Amsouth Bancorp. will cut 150 commercial banking jobs from its Birmingham, Ala., headquarters as it moves that business to Nashville.

The move is expected to affect back-office employees, who were told of the decision last week. Less than a month ago Amsouth said it would cut 10% of its work force, 1,400 employees, as part of its integration with First American Corp.

Amsouth is expected to buy First American in October, and their operations are to be combined in the first quarter.

The Alabama company's commercial banking group would wind up with about 950 employees in all, and 26,000 commercial customers. The two companies' corporate loan portfolios total more than $12 billion.

Amsouth also said Claire Tucker, who has been president of First American corporate banking, will be commercial banking president in Nashville.
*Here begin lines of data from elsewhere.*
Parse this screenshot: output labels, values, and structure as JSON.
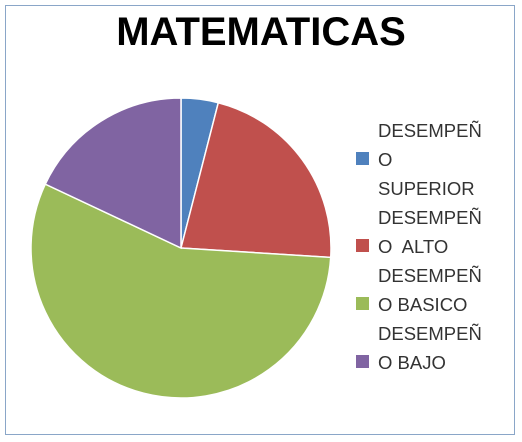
{
  "chart_data": {
    "type": "pie",
    "title": "MATEMATICAS",
    "categories": [
      "DESEMPEÑO SUPERIOR",
      "DESEMPEÑO  ALTO",
      "DESEMPEÑO BASICO",
      "DESEMPEÑO BAJO"
    ],
    "values": [
      4,
      22,
      56,
      18
    ],
    "colors": [
      "#4f81bd",
      "#c0504d",
      "#9bbb59",
      "#8064a2"
    ],
    "legend_position": "right",
    "legend_lines": [
      [
        "DESEMPEÑ",
        "O",
        "SUPERIOR"
      ],
      [
        "DESEMPEÑ",
        "O  ALTO"
      ],
      [
        "DESEMPEÑ",
        "O BASICO"
      ],
      [
        "DESEMPEÑ",
        "O BAJO"
      ]
    ]
  }
}
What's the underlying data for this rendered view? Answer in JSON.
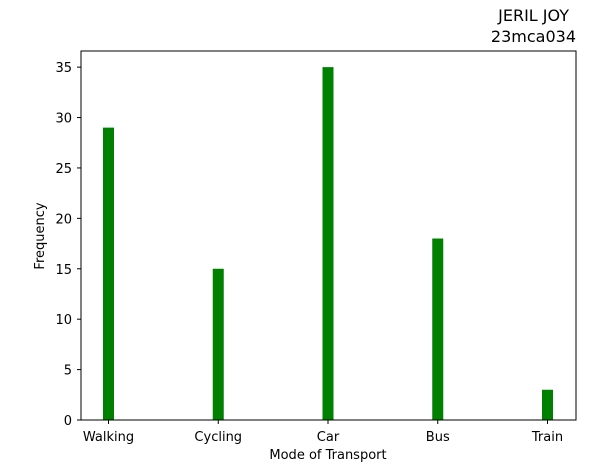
{
  "chart_data": {
    "type": "bar",
    "title_lines": [
      "JERIL JOY",
      "23mca034"
    ],
    "xlabel": "Mode of Transport",
    "ylabel": "Frequency",
    "categories": [
      "Walking",
      "Cycling",
      "Car",
      "Bus",
      "Train"
    ],
    "values": [
      29,
      15,
      35,
      18,
      3
    ],
    "ylim": [
      0,
      36.6
    ],
    "yticks": [
      0,
      5,
      10,
      15,
      20,
      25,
      30,
      35
    ],
    "bar_color": "#008000",
    "grid": false,
    "legend": "none"
  }
}
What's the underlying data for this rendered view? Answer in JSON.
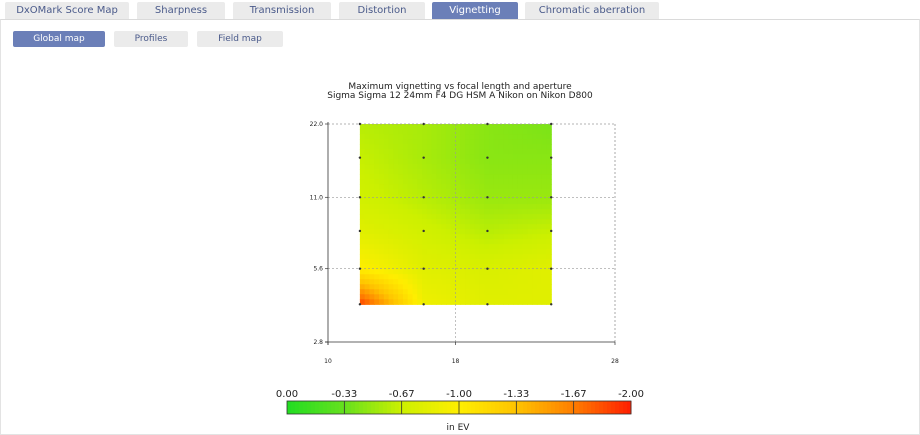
{
  "tabs": [
    {
      "label": "DxOMark Score Map",
      "active": false
    },
    {
      "label": "Sharpness",
      "active": false
    },
    {
      "label": "Transmission",
      "active": false
    },
    {
      "label": "Distortion",
      "active": false
    },
    {
      "label": "Vignetting",
      "active": true
    },
    {
      "label": "Chromatic aberration",
      "active": false
    }
  ],
  "subtabs": [
    {
      "label": "Global map",
      "active": true
    },
    {
      "label": "Profiles",
      "active": false
    },
    {
      "label": "Field map",
      "active": false
    }
  ],
  "chart_data": {
    "type": "heatmap",
    "title": "Maximum vignetting vs focal length and aperture",
    "subtitle": "Sigma Sigma 12 24mm F4 DG HSM A Nikon on Nikon D800",
    "x_ticks": [
      10,
      18,
      28
    ],
    "y_ticks": [
      2.8,
      5.6,
      11.0,
      22.0
    ],
    "y_tick_labels": [
      "2.8",
      "5.6",
      "11.0",
      "22.0"
    ],
    "xlim": [
      10,
      28
    ],
    "ylim": [
      2.8,
      22.0
    ],
    "y_scale": "log",
    "grid": true,
    "data_x_range": [
      12,
      24
    ],
    "data_y_range": [
      4.0,
      22.0
    ],
    "sample_x": [
      12,
      16,
      20,
      24
    ],
    "sample_y": [
      4.0,
      5.6,
      8.0,
      11.0,
      16.0,
      22.0
    ],
    "approx_values_ev": [
      [
        -1.9,
        -0.9,
        -0.8,
        -0.8
      ],
      [
        -1.0,
        -0.8,
        -0.75,
        -0.8
      ],
      [
        -0.8,
        -0.7,
        -0.6,
        -0.65
      ],
      [
        -0.7,
        -0.6,
        -0.5,
        -0.5
      ],
      [
        -0.65,
        -0.55,
        -0.45,
        -0.45
      ],
      [
        -0.6,
        -0.55,
        -0.45,
        -0.4
      ]
    ],
    "color_scale": {
      "labels": [
        "0.00",
        "-0.33",
        "-0.67",
        "-1.00",
        "-1.33",
        "-1.67",
        "-2.00"
      ],
      "range": [
        0,
        -2.0
      ],
      "colors": [
        "#22dd22",
        "#66e01e",
        "#ccf000",
        "#ffee00",
        "#ffc400",
        "#ff7d00",
        "#ff1e00"
      ],
      "unit": "in EV"
    }
  }
}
She would report to Sloan Gibson, chief financial officer for Amsouth and head of its finance, commercial, and credit groups.

Analysts said moving the commercial banking headquarters to Nashville would leverage First American's presence in this area.

"Middle-market commercial banking will be strengthened by the First American team," said Jacqueline Reeves, a banking analyst at Putnam, Lovell, de Guardiola in New York.

Amsouth has already made 160 of the job cuts for which plans were announced this month, and all of the employees who will lose their jobs have been notified, spokesman Jim Underwood said. Many of those jobs will be cut between October and February, he said.

Despite the back-office cuts, Amsouth's overall commercial banking work force in Birmingham will rise by 100 when the deal closes, Mr. Underwood said.

Amsouth announced June 1 that it would buy First American for $6.3 billion in stock.

The deal would solidify the Birmingham company's position in Tennessee and Mississippi and double its asset size, to $42 billion. It now has 680 branches in nine states in the Southeast and claims the largest network of ATMs in the region, with 1,350.

The merger would also bring Amsouth additional resources in the fee- based investment product business. First American owns the third-party investment and insurance product marketers Invest and Investment Centers of America.

How First American's investment businesses will be linked with Amsouth's "hasn't been spelled out yet," Ms. Reeves said, "but these are synergies."